Prague, 5 January 1999 (RFE/RL) -- Azerbaijan, Kazakhstan, and Turkmenistan have large deposits of crude oil and natural gas, the exploitation of which plays a major role in their economies.
Despite the fact that Azerbaijan and Turkmenistan have been slow economic reformers, they, like Kazakhstan, have succeeded in attracting large volumes of foreign direct investment (FDI) into the fossil fuel sector.
Kazakhstan received $3.2 billion in oil and gas-related investment from 1993 through June 1998, while Azerbaijan's oil sector attracted 1.8 billion in FDI from 1994 through June 1998. This investment helped to make these countries the main recipients of such investment per capita in the CIS.
Oil currently represents about 65 percent of Azerbaijani exports and more than 80 percent of the FDI that it has received, while in Kazakhstan the oil and gas sector accounts for about a quarter of exports and two-thirds of FDI (although the latter figure varies widely from year to year).
Nonetheless, the production of oil and gas has not increased rapidly in any of the three countries; none is currently a major producer of these commodities on the world market. Pipeline routings remain a contentious issue, with economic and geopolitical considerations (especially the U.S. desire to minimize Russian and Iranian involvement) often conflicting. Accordingly, it is unlikely fossil fuels will contribute substantially to economic growth in these countries over the next few years.
International oil and gas companies are currently sending mixed signals about the prospects for oil and gas development in the Caspian region. A number of such companies have closed down their operations recently. For example, Unocal announced last month that it was withdrawing from all Caspian projects except those based in Azerbaijan. But the next day, Shell, Chevron, and Mobil signed a new agreement with Kazakhstan on oil exploration in the Caspian.
Production data reveal largely declining trends, at least through the end of 1997. Azerbaijan produced 9 million tons of crude oil in 1997, down from 12.5 million in 1990, while Kazakhstan's oil production in 1997 was virtually unchanged from the 1990 level.
The most striking case is Turkmen gas extraction, which plummeted from 88 billion cubic meters in 1990 to 17 billion in 1997. Since gas represents two-thirds of both GDP and exports in a normal year (for example, in 1994), this collapse in gas production had dire consequences for the economy, with GDP declining by some 26 percent in 1997.
The decline in Turkmen gas production, which is all the more striking in a country with a good sectoral infrastructure and the world's fourth largest gas reserves, occurred in two stages. At the beginning of 1994, a dispute with Gazprom caused the Russian gas giant to refuse to allow into its pipeline Turkmen gas bound for Europe. A visit to Ashgabat last November by Russian State Duma speaker Gennady Seleznyov failed to resolve the dispute.
Earlier, in March 1997, the government halted gas exports to CIS partners Armenia, Georgia, and Ukraine because those countries had built up large arrears to it for earlier deliveries.

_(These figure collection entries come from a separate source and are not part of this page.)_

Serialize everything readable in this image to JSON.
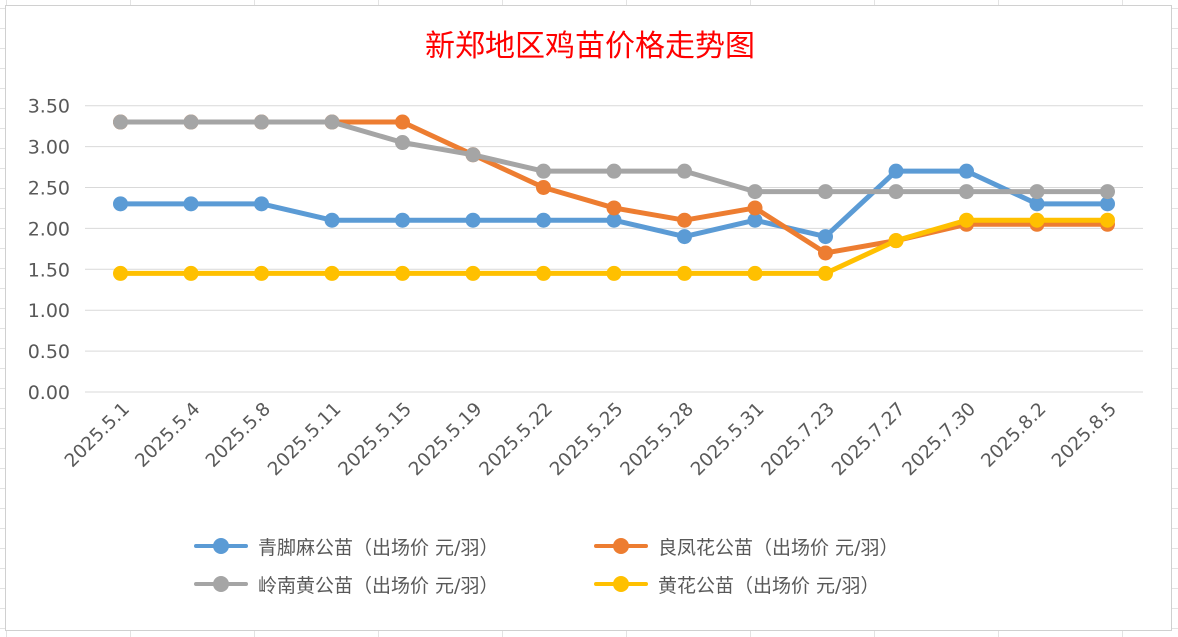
{
  "chart_data": {
    "type": "line",
    "title": "新郑地区鸡苗价格走势图",
    "categories": [
      "2025.5.1",
      "2025.5.4",
      "2025.5.8",
      "2025.5.11",
      "2025.5.15",
      "2025.5.19",
      "2025.5.22",
      "2025.5.25",
      "2025.5.28",
      "2025.5.31",
      "2025.7.23",
      "2025.7.27",
      "2025.7.30",
      "2025.8.2",
      "2025.8.5"
    ],
    "y_ticks": [
      "0.00",
      "0.50",
      "1.00",
      "1.50",
      "2.00",
      "2.50",
      "3.00",
      "3.50"
    ],
    "ylim": [
      0,
      3.5
    ],
    "grid": "horizontal",
    "legend_position": "bottom",
    "series": [
      {
        "name": "青脚麻公苗（出场价 元/羽）",
        "color": "#5b9bd5",
        "values": [
          2.3,
          2.3,
          2.3,
          2.1,
          2.1,
          2.1,
          2.1,
          2.1,
          1.9,
          2.1,
          1.9,
          2.7,
          2.7,
          2.3,
          2.3
        ]
      },
      {
        "name": "良凤花公苗（出场价 元/羽）",
        "color": "#ed7d31",
        "values": [
          3.3,
          3.3,
          3.3,
          3.3,
          3.3,
          2.9,
          2.5,
          2.25,
          2.1,
          2.25,
          1.7,
          1.85,
          2.05,
          2.05,
          2.05
        ]
      },
      {
        "name": "岭南黄公苗（出场价 元/羽）",
        "color": "#a5a5a5",
        "values": [
          3.3,
          3.3,
          3.3,
          3.3,
          3.05,
          2.9,
          2.7,
          2.7,
          2.7,
          2.45,
          2.45,
          2.45,
          2.45,
          2.45,
          2.45
        ]
      },
      {
        "name": "黄花公苗（出场价 元/羽）",
        "color": "#ffc000",
        "values": [
          1.45,
          1.45,
          1.45,
          1.45,
          1.45,
          1.45,
          1.45,
          1.45,
          1.45,
          1.45,
          1.45,
          1.85,
          2.1,
          2.1,
          2.1
        ]
      }
    ],
    "colors": {
      "title": "#ff0000",
      "axis_text": "#595959",
      "gridline": "#d9d9d9"
    }
  }
}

However, at the end of 1998, Turkmenistan and Ukraine signed an agreement that would allow the flow of Turkmen gas to resume to Ukraine.
Although there are grounds for optimism that fossil fuels will, in the long run, play a major role in the three countries' economic development, a lot of problems must be resolved first.
World economic conditions are unfavorable at present. Not only are prices low, but investors are leery of putting money into CIS countries after the collapse of the Russian economy. And a number of large oil and gas projects are coming on stream outside the region.
Moreover, developing countries have rarely genuinely benefited from oil and gas booms. Large inflows occurring in the sector contribute to strong exchange rates, which make it difficult to export other goods. In countries without transparent and efficient government sectors and with considerable regional or social inequality, revenues flowing into state coffers often benefit only tiny elites. Governments frequently spend oil money before it is earned and make commitments on which they cannot renege when oil prices fall.
Azerbaijan, Kazakhstan, and Turkmenistan seem likely to suffer from these problems. Only Kazakhstan has a diversified economy, although even in that country, there is concern that the government is counting excessively on oil and gas. One encouraging sign is Turkmenistan's attempt to diversify its economy by building 50 joint venture textile plants. Another is Kazakhstan's pension reform, under which pensions are based on the retiree's contributions during his working life rather than paid out of a large state fund (a tempting target for government misuse) fueled by the contributions of current workers.
(The author is a research scholar at the International Institute for Applied Systems Analysis in Laxenburg, Austria.)